Pastor of the local Vidral "home office" church Avelino Bumba thanked us for the sacrifice of coming to visit.   They pray for us and are so thankful for the relationship we've had since 2015 with Jorge de Campos.  He reiterated how they found us on the Internet and had thought that they were out there alone with their beliefs, in the desert....with no one else.
By the way, Avelino Bumba has a weekly 15 minute radio program heard in the Luanda area. 
I also spoke and told of our history with these people. I was very involved in hearing about them at the beginning and am so happy to see our relationship flourish now.
They asked me questions about my coming to the truth of God and my history.
I met the person who found the United Church of God on the Internet that led to them contacting us and our recent relationship starting in 2015 continuing what started in 1995. His name is Mesac Catombela.  He is a school teacher who studied in Cuba. We found that Pastor Paolino Foi, who is the chairman of the entire church here, is one of the two original founders in 1983. His wife's name is Sophie.  
I told them about Horasi, the person of Portuguese origin in Zambia who helped start what now had become the Manyinga and Mufumbwe congregations.   I have his and others stories posted on my LifeNets website at http://lifenets.org/mufumbwe/mufumbwestory.html
In Luanda alone there are 15 congregations and each one has a building. They credit their growth to the localized meeting and their radio program.

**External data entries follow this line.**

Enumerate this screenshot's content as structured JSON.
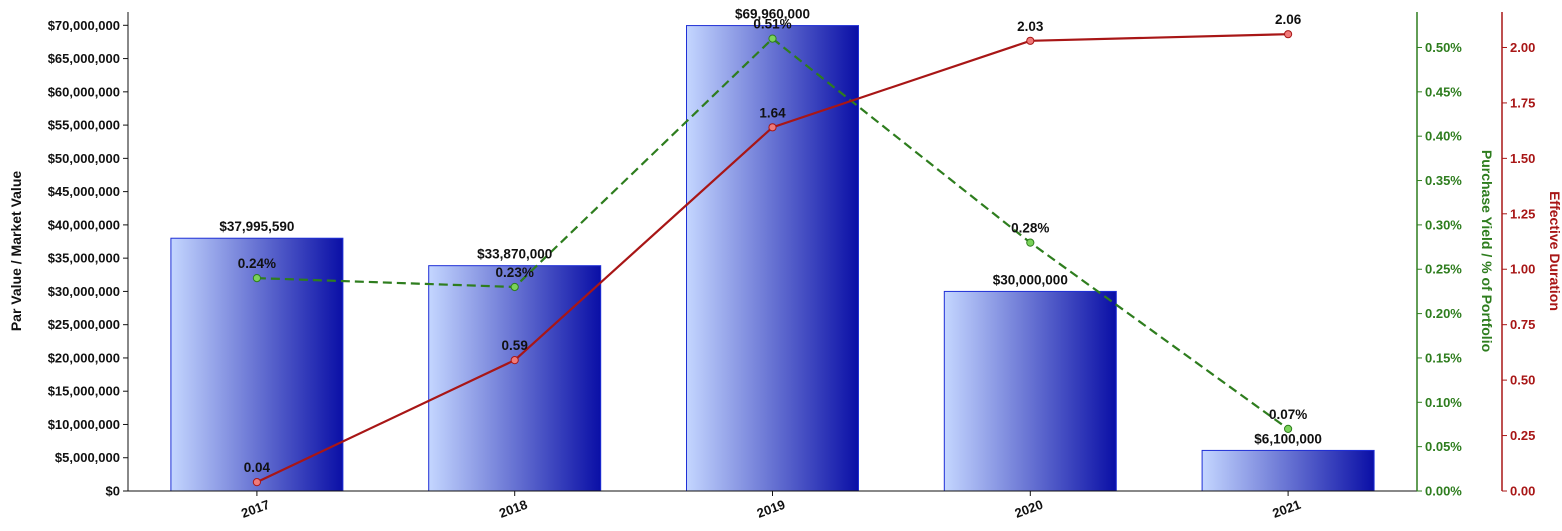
{
  "chart_data": {
    "type": "bar",
    "categories": [
      "2017",
      "2018",
      "2019",
      "2020",
      "2021"
    ],
    "bar_series": {
      "values": [
        37995590,
        33870000,
        69960000,
        30000000,
        6100000
      ],
      "labels": [
        "$37,995,590",
        "$33,870,000",
        "$69,960,000",
        "$30,000,000",
        "$6,100,000"
      ],
      "color_light": "#c4d6ff",
      "color_dark": "#0a0fa6",
      "border_color": "#1f2fd6"
    },
    "yield_series": {
      "type": "line",
      "style": "dashed",
      "values": [
        0.24,
        0.23,
        0.51,
        0.28,
        0.07
      ],
      "labels": [
        "0.24%",
        "0.23%",
        "0.51%",
        "0.28%",
        "0.07%"
      ],
      "color": "#2e7d1e",
      "marker_color": "#7bd35a"
    },
    "duration_series": {
      "type": "line",
      "style": "solid",
      "values": [
        0.04,
        0.59,
        1.64,
        2.03,
        2.06
      ],
      "labels": [
        "0.04",
        "0.59",
        "1.64",
        "2.03",
        "2.06"
      ],
      "color": "#a81616",
      "marker_color": "#f07a7a"
    },
    "left_axis": {
      "label": "Par Value / Market Value",
      "ylim": [
        0,
        72000000
      ],
      "ticks": [
        0,
        5000000,
        10000000,
        15000000,
        20000000,
        25000000,
        30000000,
        35000000,
        40000000,
        45000000,
        50000000,
        55000000,
        60000000,
        65000000,
        70000000
      ],
      "tick_labels": [
        "$0",
        "$5,000,000",
        "$10,000,000",
        "$15,000,000",
        "$20,000,000",
        "$25,000,000",
        "$30,000,000",
        "$35,000,000",
        "$40,000,000",
        "$45,000,000",
        "$50,000,000",
        "$55,000,000",
        "$60,000,000",
        "$65,000,000",
        "$70,000,000"
      ]
    },
    "right_axis_1": {
      "label": "Purchase Yield / % of Portfolio",
      "color": "#2e7d1e",
      "ylim": [
        0,
        0.54
      ],
      "ticks": [
        0,
        0.05,
        0.1,
        0.15,
        0.2,
        0.25,
        0.3,
        0.35,
        0.4,
        0.45,
        0.5
      ],
      "tick_labels": [
        "0.00%",
        "0.05%",
        "0.10%",
        "0.15%",
        "0.20%",
        "0.25%",
        "0.30%",
        "0.35%",
        "0.40%",
        "0.45%",
        "0.50%"
      ]
    },
    "right_axis_2": {
      "label": "Effective Duration",
      "color": "#a81616",
      "ylim": [
        0,
        2.16
      ],
      "ticks": [
        0,
        0.25,
        0.5,
        0.75,
        1.0,
        1.25,
        1.5,
        1.75,
        2.0
      ],
      "tick_labels": [
        "0.00",
        "0.25",
        "0.50",
        "0.75",
        "1.00",
        "1.25",
        "1.50",
        "1.75",
        "2.00"
      ]
    },
    "grid": false
  }
}
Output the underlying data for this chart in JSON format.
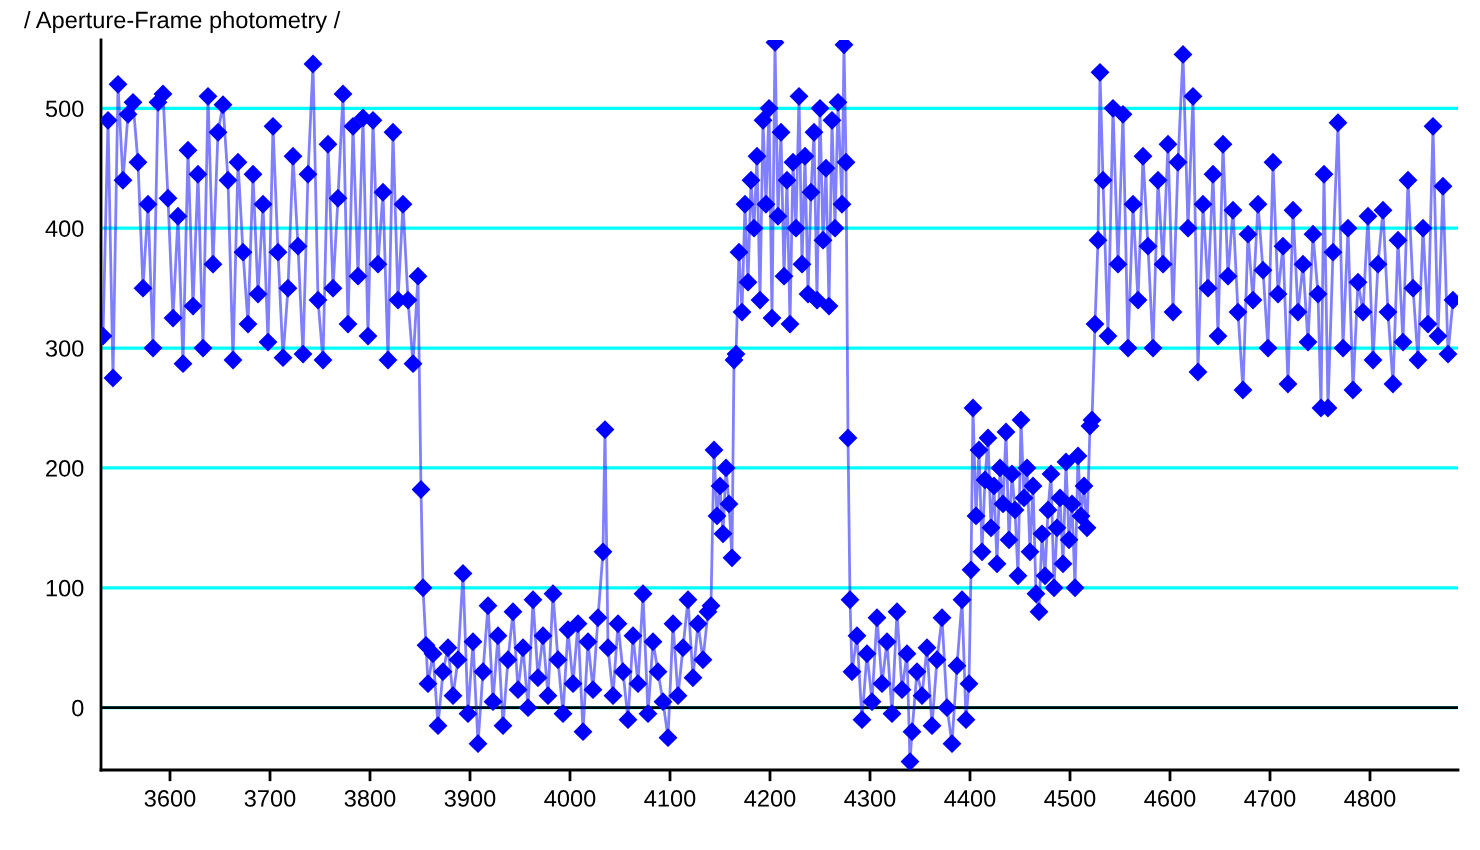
{
  "chart_data": {
    "type": "line",
    "title": "/ Aperture-Frame photometry /",
    "x": [
      3533,
      3538,
      3543,
      3548,
      3553,
      3558,
      3563,
      3568,
      3573,
      3578,
      3583,
      3588,
      3593,
      3598,
      3603,
      3608,
      3613,
      3618,
      3623,
      3628,
      3633,
      3638,
      3643,
      3648,
      3653,
      3658,
      3663,
      3668,
      3673,
      3678,
      3683,
      3688,
      3693,
      3698,
      3703,
      3708,
      3713,
      3718,
      3723,
      3728,
      3733,
      3738,
      3743,
      3748,
      3753,
      3758,
      3763,
      3768,
      3773,
      3778,
      3783,
      3788,
      3793,
      3798,
      3803,
      3808,
      3813,
      3818,
      3823,
      3828,
      3833,
      3838,
      3843,
      3848,
      3851,
      3853,
      3856,
      3858,
      3863,
      3868,
      3873,
      3878,
      3883,
      3888,
      3893,
      3898,
      3903,
      3908,
      3913,
      3918,
      3923,
      3928,
      3933,
      3938,
      3943,
      3948,
      3953,
      3958,
      3963,
      3968,
      3973,
      3978,
      3983,
      3988,
      3993,
      3998,
      4003,
      4008,
      4013,
      4018,
      4023,
      4028,
      4033,
      4035,
      4038,
      4043,
      4048,
      4053,
      4058,
      4063,
      4068,
      4073,
      4078,
      4083,
      4088,
      4093,
      4098,
      4103,
      4108,
      4113,
      4118,
      4123,
      4128,
      4133,
      4138,
      4141,
      4144,
      4147,
      4150,
      4153,
      4156,
      4159,
      4162,
      4164,
      4166,
      4169,
      4172,
      4175,
      4178,
      4181,
      4184,
      4187,
      4190,
      4193,
      4196,
      4199,
      4202,
      4205,
      4208,
      4211,
      4214,
      4217,
      4220,
      4223,
      4226,
      4229,
      4232,
      4235,
      4238,
      4241,
      4244,
      4247,
      4250,
      4253,
      4256,
      4259,
      4262,
      4265,
      4268,
      4272,
      4274,
      4276,
      4278,
      4280,
      4282,
      4287,
      4292,
      4297,
      4302,
      4307,
      4312,
      4317,
      4322,
      4327,
      4332,
      4337,
      4340,
      4342,
      4347,
      4352,
      4357,
      4362,
      4367,
      4372,
      4377,
      4382,
      4387,
      4392,
      4396,
      4399,
      4401,
      4403,
      4406,
      4409,
      4412,
      4415,
      4418,
      4421,
      4424,
      4427,
      4430,
      4433,
      4436,
      4439,
      4442,
      4445,
      4448,
      4451,
      4454,
      4457,
      4460,
      4463,
      4466,
      4469,
      4472,
      4475,
      4478,
      4481,
      4484,
      4487,
      4490,
      4493,
      4496,
      4499,
      4502,
      4505,
      4508,
      4511,
      4514,
      4517,
      4520,
      4522,
      4525,
      4528,
      4530,
      4533,
      4538,
      4543,
      4548,
      4553,
      4558,
      4563,
      4568,
      4573,
      4578,
      4583,
      4588,
      4593,
      4598,
      4603,
      4608,
      4613,
      4618,
      4623,
      4628,
      4633,
      4638,
      4643,
      4648,
      4653,
      4658,
      4663,
      4668,
      4673,
      4678,
      4683,
      4688,
      4693,
      4698,
      4703,
      4708,
      4713,
      4718,
      4723,
      4728,
      4733,
      4738,
      4743,
      4748,
      4751,
      4754,
      4758,
      4763,
      4768,
      4773,
      4778,
      4783,
      4788,
      4793,
      4798,
      4803,
      4808,
      4813,
      4818,
      4823,
      4828,
      4833,
      4838,
      4843,
      4848,
      4853,
      4858,
      4863,
      4868,
      4873,
      4878,
      4883
    ],
    "series": [
      {
        "color": "#0000ff",
        "values": [
          310,
          490,
          275,
          520,
          440,
          495,
          505,
          455,
          350,
          420,
          300,
          505,
          512,
          425,
          325,
          410,
          287,
          465,
          335,
          445,
          300,
          510,
          370,
          480,
          503,
          440,
          290,
          455,
          380,
          320,
          445,
          345,
          420,
          305,
          485,
          380,
          292,
          350,
          460,
          385,
          295,
          445,
          537,
          340,
          290,
          470,
          350,
          425,
          512,
          320,
          485,
          360,
          492,
          310,
          490,
          370,
          430,
          290,
          480,
          340,
          420,
          340,
          287,
          360,
          182,
          100,
          52,
          20,
          45,
          -15,
          30,
          50,
          10,
          40,
          112,
          -5,
          55,
          -30,
          30,
          85,
          5,
          60,
          -15,
          40,
          80,
          15,
          50,
          0,
          90,
          25,
          60,
          10,
          95,
          40,
          -5,
          65,
          20,
          70,
          -20,
          55,
          15,
          75,
          130,
          232,
          50,
          10,
          70,
          30,
          -10,
          60,
          20,
          95,
          -5,
          55,
          30,
          5,
          -25,
          70,
          10,
          50,
          90,
          25,
          70,
          40,
          80,
          85,
          215,
          160,
          185,
          145,
          200,
          170,
          125,
          290,
          295,
          380,
          330,
          420,
          355,
          440,
          400,
          460,
          340,
          490,
          420,
          500,
          325,
          555,
          410,
          480,
          360,
          440,
          320,
          455,
          400,
          510,
          370,
          460,
          345,
          430,
          480,
          340,
          500,
          390,
          450,
          335,
          490,
          400,
          505,
          420,
          553,
          455,
          225,
          90,
          30,
          60,
          -10,
          45,
          5,
          75,
          20,
          55,
          -5,
          80,
          15,
          45,
          -45,
          -20,
          30,
          10,
          50,
          -15,
          40,
          75,
          0,
          -30,
          35,
          90,
          -10,
          20,
          115,
          250,
          160,
          215,
          130,
          190,
          225,
          150,
          185,
          120,
          200,
          170,
          230,
          140,
          195,
          165,
          110,
          240,
          175,
          200,
          130,
          185,
          95,
          80,
          145,
          110,
          165,
          195,
          100,
          150,
          175,
          120,
          205,
          140,
          170,
          100,
          210,
          160,
          185,
          150,
          235,
          240,
          320,
          390,
          530,
          440,
          310,
          500,
          370,
          495,
          300,
          420,
          340,
          460,
          385,
          300,
          440,
          370,
          470,
          330,
          455,
          545,
          400,
          510,
          280,
          420,
          350,
          445,
          310,
          470,
          360,
          415,
          330,
          265,
          395,
          340,
          420,
          365,
          300,
          455,
          345,
          385,
          270,
          415,
          330,
          370,
          305,
          395,
          345,
          250,
          445,
          250,
          380,
          488,
          300,
          400,
          265,
          355,
          330,
          410,
          290,
          370,
          415,
          330,
          270,
          390,
          305,
          440,
          350,
          290,
          400,
          320,
          485,
          310,
          435,
          295,
          340
        ]
      }
    ],
    "xlim": [
      3531,
      4888
    ],
    "ylim": [
      -52,
      557
    ],
    "xticks": [
      3600,
      3700,
      3800,
      3900,
      4000,
      4100,
      4200,
      4300,
      4400,
      4500,
      4600,
      4700,
      4800
    ],
    "yticks": [
      0,
      100,
      200,
      300,
      400,
      500
    ],
    "grid": "y",
    "marker": "diamond",
    "line_style": "solid",
    "ref_lines": [
      {
        "axis": "y",
        "value": 0,
        "color": "#000000"
      }
    ]
  }
}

I was told by this group that many people from Angola fled during the wars....even as late as 2002  There were 66,000 refugees in Zambia.  Horasi may have been among these people who were living in Zambia.  
Key people:
1. Hilário Piriquito -  music director 
2. Felisberto Cassoma - (equivalent to Gerald Seelig -- manages cash)
3. Rufino Chiopio - equivalent to Mark Welch
4. Elizel Gamboa
In Angola the ruling party is Communist, but there are other parties. There is no real "consensus" I am told.